An effect of static recrystallization with inclusion interaction and a change of tensile mechanical properties of drawn free cutting steels has been studied in the scanning electron microscope (SEM) equipped with a combined in-situ heating and tensile stage. The main goal of all in-situ tests was to effectively improve plasticity and optimize strength which is important for application of the final products from free cutting steels.
The tests ware performed on two types of cold-drawn free-cutting steels 11SMnPb30 and a lead-free 11SMnBi30 as a non-toxic variant of the first one. The rough square-shaped bars were delivered in high strength state (Re = 716 MPa, Rm = 765 MPa) and low plasticity (A4 = 9%) and final fixing products.

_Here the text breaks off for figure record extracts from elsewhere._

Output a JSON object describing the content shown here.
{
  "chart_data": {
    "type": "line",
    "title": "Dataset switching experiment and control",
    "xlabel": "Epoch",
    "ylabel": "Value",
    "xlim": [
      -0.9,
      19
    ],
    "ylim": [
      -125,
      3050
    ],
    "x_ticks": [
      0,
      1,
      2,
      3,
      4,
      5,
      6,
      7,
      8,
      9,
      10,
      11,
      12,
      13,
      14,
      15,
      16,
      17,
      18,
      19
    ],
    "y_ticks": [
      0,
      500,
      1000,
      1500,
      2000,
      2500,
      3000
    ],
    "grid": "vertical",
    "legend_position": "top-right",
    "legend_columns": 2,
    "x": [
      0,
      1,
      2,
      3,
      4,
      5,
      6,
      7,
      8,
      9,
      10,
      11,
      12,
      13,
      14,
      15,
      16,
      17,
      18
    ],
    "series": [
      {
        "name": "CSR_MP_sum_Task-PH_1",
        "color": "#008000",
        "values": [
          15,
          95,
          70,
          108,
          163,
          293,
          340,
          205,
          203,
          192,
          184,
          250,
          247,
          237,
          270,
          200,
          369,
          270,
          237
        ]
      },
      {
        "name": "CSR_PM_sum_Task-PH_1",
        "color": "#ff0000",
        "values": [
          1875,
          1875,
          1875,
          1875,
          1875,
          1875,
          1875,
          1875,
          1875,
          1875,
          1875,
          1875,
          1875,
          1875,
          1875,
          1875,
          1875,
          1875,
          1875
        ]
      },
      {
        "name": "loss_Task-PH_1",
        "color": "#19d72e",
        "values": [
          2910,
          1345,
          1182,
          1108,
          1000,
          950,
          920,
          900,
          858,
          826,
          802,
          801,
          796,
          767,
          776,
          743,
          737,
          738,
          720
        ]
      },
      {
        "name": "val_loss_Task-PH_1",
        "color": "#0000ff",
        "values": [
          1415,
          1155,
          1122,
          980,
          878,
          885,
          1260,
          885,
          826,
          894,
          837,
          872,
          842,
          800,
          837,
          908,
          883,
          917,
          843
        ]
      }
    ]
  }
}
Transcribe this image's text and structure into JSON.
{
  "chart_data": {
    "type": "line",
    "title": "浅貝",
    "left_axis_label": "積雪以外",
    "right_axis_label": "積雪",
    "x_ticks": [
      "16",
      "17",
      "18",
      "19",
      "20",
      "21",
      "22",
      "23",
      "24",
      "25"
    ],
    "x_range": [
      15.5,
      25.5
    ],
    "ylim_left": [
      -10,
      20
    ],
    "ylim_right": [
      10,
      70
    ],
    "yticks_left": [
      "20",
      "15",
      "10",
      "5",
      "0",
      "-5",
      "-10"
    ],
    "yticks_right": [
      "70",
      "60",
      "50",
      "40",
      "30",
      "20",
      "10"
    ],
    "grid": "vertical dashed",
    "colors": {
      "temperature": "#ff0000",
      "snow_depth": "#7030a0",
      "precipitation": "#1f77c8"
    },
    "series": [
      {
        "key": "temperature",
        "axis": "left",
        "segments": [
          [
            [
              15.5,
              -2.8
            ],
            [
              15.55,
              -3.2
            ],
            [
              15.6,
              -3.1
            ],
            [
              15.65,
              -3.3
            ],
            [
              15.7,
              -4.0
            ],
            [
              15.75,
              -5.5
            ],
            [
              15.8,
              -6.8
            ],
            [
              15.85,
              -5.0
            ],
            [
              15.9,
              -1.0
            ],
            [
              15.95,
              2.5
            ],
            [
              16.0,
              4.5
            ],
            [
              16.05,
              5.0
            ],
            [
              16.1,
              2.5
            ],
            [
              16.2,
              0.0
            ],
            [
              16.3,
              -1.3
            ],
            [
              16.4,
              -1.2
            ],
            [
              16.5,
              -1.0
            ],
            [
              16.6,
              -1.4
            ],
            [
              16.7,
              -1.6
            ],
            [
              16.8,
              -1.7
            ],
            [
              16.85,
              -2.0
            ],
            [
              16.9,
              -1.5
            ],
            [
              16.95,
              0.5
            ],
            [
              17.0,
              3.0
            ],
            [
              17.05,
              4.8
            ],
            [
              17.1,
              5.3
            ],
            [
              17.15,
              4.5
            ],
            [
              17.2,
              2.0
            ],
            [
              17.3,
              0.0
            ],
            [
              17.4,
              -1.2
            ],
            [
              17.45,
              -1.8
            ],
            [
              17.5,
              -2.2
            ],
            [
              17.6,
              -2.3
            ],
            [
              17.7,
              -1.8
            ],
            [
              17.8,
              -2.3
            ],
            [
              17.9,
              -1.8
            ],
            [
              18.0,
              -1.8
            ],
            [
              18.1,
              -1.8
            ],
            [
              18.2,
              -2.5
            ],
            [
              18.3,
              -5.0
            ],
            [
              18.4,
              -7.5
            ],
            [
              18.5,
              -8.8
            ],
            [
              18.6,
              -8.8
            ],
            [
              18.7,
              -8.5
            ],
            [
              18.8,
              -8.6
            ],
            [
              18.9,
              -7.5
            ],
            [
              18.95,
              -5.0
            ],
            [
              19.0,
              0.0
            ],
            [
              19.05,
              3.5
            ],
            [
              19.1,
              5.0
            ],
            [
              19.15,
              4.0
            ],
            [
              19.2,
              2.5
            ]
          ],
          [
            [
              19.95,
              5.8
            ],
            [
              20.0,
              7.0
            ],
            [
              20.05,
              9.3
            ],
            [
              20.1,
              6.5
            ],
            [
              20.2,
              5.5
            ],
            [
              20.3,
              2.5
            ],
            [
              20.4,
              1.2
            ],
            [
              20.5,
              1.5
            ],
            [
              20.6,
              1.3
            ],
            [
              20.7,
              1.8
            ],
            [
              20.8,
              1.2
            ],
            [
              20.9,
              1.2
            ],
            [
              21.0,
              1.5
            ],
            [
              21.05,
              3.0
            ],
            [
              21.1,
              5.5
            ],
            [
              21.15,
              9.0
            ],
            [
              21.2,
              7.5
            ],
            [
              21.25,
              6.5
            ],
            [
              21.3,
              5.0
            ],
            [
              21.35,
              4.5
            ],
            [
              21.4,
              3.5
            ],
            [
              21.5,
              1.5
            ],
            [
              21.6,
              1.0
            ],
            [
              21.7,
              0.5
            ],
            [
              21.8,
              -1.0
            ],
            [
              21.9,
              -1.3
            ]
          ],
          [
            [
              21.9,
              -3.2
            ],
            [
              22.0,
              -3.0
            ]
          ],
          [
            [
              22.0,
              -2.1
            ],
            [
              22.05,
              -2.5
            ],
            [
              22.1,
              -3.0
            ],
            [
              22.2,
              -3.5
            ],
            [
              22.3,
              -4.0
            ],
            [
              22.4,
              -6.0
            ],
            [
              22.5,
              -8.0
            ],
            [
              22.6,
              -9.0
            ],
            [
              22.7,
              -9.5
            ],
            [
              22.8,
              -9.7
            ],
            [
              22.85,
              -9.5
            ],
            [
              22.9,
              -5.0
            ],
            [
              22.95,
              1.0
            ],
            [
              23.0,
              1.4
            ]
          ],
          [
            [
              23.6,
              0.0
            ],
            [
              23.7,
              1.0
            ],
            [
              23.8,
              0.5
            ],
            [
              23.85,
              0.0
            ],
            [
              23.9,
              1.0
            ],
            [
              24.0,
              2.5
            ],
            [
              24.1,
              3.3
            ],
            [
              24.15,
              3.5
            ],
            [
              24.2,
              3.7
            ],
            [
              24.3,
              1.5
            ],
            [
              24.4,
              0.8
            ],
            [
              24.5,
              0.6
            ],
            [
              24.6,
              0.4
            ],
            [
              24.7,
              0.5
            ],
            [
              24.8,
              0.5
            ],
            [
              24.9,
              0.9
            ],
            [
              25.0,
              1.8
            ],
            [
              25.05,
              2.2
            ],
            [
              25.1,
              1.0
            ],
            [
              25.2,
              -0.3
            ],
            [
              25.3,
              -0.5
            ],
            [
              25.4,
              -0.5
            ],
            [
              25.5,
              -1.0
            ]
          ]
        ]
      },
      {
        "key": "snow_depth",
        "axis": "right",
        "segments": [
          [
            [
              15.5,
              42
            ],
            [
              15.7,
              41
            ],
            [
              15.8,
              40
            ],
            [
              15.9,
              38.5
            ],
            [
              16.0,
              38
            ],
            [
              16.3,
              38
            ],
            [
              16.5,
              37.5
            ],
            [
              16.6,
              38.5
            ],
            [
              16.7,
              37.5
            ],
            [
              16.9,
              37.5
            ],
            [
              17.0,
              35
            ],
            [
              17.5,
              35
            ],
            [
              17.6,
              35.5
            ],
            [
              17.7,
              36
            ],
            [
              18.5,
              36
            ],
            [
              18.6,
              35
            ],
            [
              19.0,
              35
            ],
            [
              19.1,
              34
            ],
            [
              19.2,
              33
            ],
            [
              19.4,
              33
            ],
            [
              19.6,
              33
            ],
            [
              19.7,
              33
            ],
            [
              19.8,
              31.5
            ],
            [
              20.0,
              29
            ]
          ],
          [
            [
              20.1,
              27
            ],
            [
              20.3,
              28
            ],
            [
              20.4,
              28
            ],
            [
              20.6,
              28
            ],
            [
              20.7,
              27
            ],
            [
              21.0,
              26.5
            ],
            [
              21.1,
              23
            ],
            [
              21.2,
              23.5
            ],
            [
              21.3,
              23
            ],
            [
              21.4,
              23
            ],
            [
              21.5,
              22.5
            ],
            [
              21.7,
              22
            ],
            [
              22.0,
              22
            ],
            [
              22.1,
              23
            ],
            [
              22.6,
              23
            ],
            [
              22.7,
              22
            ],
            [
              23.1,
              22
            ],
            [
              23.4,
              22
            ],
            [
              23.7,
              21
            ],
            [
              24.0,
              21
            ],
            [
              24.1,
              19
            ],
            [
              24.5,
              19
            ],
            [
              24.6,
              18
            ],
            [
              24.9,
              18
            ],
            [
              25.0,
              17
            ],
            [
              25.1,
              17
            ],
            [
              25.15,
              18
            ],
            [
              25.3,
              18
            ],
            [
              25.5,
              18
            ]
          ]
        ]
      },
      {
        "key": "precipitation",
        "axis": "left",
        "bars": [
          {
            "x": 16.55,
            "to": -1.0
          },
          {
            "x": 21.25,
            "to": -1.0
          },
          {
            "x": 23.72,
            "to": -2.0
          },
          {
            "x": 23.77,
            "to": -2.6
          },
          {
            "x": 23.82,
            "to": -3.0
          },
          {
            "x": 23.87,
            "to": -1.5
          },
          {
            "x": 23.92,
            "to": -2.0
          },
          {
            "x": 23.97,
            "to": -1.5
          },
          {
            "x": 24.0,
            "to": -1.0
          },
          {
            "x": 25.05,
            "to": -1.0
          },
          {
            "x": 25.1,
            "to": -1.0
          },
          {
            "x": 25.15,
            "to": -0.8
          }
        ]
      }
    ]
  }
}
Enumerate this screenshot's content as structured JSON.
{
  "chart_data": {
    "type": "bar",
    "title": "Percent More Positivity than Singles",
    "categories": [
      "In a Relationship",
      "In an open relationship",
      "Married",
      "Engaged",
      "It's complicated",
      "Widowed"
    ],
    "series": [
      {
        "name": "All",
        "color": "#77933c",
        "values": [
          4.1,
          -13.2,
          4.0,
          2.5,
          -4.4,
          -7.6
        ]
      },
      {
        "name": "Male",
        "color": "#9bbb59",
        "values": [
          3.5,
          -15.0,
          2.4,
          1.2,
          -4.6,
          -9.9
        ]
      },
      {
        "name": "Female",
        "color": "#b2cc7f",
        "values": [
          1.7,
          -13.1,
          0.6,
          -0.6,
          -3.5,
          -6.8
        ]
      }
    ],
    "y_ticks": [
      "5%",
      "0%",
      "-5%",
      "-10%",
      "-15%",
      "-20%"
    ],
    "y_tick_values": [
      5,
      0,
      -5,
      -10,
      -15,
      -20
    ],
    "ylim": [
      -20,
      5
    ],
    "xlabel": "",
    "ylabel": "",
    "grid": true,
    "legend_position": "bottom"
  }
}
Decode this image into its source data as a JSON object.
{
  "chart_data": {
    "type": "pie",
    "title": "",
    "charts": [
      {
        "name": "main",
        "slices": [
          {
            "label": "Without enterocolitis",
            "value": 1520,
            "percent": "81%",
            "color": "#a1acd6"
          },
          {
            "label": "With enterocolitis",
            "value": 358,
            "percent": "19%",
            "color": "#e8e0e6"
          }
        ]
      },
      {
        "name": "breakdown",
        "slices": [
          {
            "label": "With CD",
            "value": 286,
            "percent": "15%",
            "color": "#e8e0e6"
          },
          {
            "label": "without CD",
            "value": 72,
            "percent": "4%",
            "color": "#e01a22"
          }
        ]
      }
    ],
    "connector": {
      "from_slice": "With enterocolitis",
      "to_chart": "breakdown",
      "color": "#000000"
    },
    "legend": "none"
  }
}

A series of electron backscattered diffraction (EBSD) mapping of selected area was used for monitoring of static recrystallization process on in-situ heated sample from 450 up to 550 °C to provide information about structural changes. The original heavily-deformed structure with many dislocation sub-cells started the recovery process at 450°C and continued to a massive recrystallization at 550°C. The influence of inclusions on all processes were studied as well.
After sample cool down to the room temperature a tensile experiment was performed to compare the change of mechanical properties of the recrystallized sample to the original state of cold-drawn sample without any thermal treatment.
A novel approach of multi-site in-situ deformation process monitoring has been used utilizing an advanced software integration and automation possibilities of a combined tensile-heating stage by NewTec connected with TESCAN SEM image acquisition.